Amish find refuge in Wisconsin
Levi Fisher's ancestors farmed the fertile land of eastern Pennsylvania for more than 275 years while living a quiet, traditional Amish lifestyle.Who knew that the Amish needed to get away from the rat race?
But squeezed in recent years by encroaching suburbia, rising land prices and increasing tourism, Fisher sought a place that reminded him how things used to be. He found it in the rolling pastures of southwest Wisconsin.
Fisher moved here in 1999 with a dozen children. Soon after, his brother Henry and family followed.
Now the Fisher clan is building a cinder-block house on its 118 acres for a third brother, Gideon, who moved this month with his wife and six children from Pennsylvania.
"We don't like the rat race out east," Gideon Fisher, 38, said while installing a window in his new home.
Actually, I'm just teasing. If you are familiar with Lancaster County, Pennsylvania, you know that it has become a Philadelphia suburb and an Amish "theme park." I can sympathize with their plight. There's much more in the article, but I liked:
Hollywood has portrayed the Amish as shy, reclusive and backward people. In reality, the Amish are proving to be sharp business folks."Howdy, ma'am. I'm an Amish advance man."

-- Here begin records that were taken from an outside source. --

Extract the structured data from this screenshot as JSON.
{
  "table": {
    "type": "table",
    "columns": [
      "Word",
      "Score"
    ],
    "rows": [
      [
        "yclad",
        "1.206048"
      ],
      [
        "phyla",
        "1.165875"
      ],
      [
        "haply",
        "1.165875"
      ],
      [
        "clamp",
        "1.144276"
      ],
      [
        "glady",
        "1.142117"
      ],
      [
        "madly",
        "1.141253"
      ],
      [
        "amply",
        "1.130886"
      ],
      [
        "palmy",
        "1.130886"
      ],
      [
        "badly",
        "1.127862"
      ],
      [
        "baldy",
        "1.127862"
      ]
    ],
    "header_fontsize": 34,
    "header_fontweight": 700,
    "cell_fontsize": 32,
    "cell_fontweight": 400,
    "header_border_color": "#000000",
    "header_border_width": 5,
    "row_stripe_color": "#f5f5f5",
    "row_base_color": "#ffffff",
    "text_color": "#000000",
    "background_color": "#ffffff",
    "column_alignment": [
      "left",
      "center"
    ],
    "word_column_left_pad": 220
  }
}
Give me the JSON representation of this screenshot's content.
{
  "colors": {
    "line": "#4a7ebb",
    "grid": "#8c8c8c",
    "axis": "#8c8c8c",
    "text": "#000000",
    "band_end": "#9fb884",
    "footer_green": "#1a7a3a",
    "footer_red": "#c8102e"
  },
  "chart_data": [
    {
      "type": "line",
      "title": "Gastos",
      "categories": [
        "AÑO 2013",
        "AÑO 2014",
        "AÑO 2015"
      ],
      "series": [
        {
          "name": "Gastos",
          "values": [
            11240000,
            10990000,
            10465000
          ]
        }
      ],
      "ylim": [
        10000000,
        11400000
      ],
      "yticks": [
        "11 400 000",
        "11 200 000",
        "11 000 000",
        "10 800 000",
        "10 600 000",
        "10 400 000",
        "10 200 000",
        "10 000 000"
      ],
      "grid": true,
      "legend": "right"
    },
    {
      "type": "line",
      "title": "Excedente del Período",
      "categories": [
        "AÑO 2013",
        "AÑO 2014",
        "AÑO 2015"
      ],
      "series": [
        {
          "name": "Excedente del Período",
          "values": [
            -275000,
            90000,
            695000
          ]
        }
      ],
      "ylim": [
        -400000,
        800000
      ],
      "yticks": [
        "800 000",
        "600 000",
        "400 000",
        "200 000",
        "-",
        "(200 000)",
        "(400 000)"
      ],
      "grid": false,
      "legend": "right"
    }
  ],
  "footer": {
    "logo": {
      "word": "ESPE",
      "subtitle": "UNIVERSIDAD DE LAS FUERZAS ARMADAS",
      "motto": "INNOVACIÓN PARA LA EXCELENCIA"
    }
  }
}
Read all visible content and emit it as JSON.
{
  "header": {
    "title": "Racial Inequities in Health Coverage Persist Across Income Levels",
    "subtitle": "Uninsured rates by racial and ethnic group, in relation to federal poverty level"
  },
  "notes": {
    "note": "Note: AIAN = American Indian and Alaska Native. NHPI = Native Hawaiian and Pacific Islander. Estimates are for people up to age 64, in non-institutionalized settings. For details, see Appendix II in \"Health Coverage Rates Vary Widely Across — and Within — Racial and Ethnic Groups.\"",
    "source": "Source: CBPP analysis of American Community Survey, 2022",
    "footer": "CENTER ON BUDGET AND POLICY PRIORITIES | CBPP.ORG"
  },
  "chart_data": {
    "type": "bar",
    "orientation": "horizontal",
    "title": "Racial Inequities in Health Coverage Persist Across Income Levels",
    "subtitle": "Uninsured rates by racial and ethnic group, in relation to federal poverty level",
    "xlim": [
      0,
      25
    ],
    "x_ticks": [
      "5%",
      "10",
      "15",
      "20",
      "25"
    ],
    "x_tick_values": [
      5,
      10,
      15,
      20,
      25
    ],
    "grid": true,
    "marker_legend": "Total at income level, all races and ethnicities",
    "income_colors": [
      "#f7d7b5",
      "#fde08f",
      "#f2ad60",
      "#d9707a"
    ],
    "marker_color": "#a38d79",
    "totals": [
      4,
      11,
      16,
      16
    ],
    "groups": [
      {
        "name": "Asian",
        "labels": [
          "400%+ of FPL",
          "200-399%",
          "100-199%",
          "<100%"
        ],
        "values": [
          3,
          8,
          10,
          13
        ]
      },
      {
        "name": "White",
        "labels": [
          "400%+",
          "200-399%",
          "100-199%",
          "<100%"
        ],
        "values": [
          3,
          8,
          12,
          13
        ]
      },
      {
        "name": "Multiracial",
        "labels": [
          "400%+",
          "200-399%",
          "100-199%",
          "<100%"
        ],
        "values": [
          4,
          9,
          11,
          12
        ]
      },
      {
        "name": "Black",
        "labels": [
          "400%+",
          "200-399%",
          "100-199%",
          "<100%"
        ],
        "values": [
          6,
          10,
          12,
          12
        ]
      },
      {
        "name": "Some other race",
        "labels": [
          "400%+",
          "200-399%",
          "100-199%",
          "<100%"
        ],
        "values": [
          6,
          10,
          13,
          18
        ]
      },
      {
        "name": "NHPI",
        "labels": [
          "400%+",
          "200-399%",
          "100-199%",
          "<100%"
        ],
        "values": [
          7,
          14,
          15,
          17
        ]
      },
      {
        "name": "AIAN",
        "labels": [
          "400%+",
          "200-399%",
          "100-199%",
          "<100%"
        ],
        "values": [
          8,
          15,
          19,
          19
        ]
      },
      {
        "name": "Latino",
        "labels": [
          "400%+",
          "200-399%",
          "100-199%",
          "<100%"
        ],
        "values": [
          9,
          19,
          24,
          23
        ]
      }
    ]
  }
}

"There is a certain tipping point for [the Amish], and when outsiders get too close, they move," said Richard Dawley, a writer who has chronicled the Amish in Wisconsin and conducts seminars around the state to teach residents about them.
"They are generally experts at buying low and selling high," Dawley said. "There is a calculated method to their moving. It's rather well thought out."
Before considering a region to move into, they send advance teams to scout out the properties, evaluate the quality of the soil, gauge the receptiveness of the locals and calculate land prices.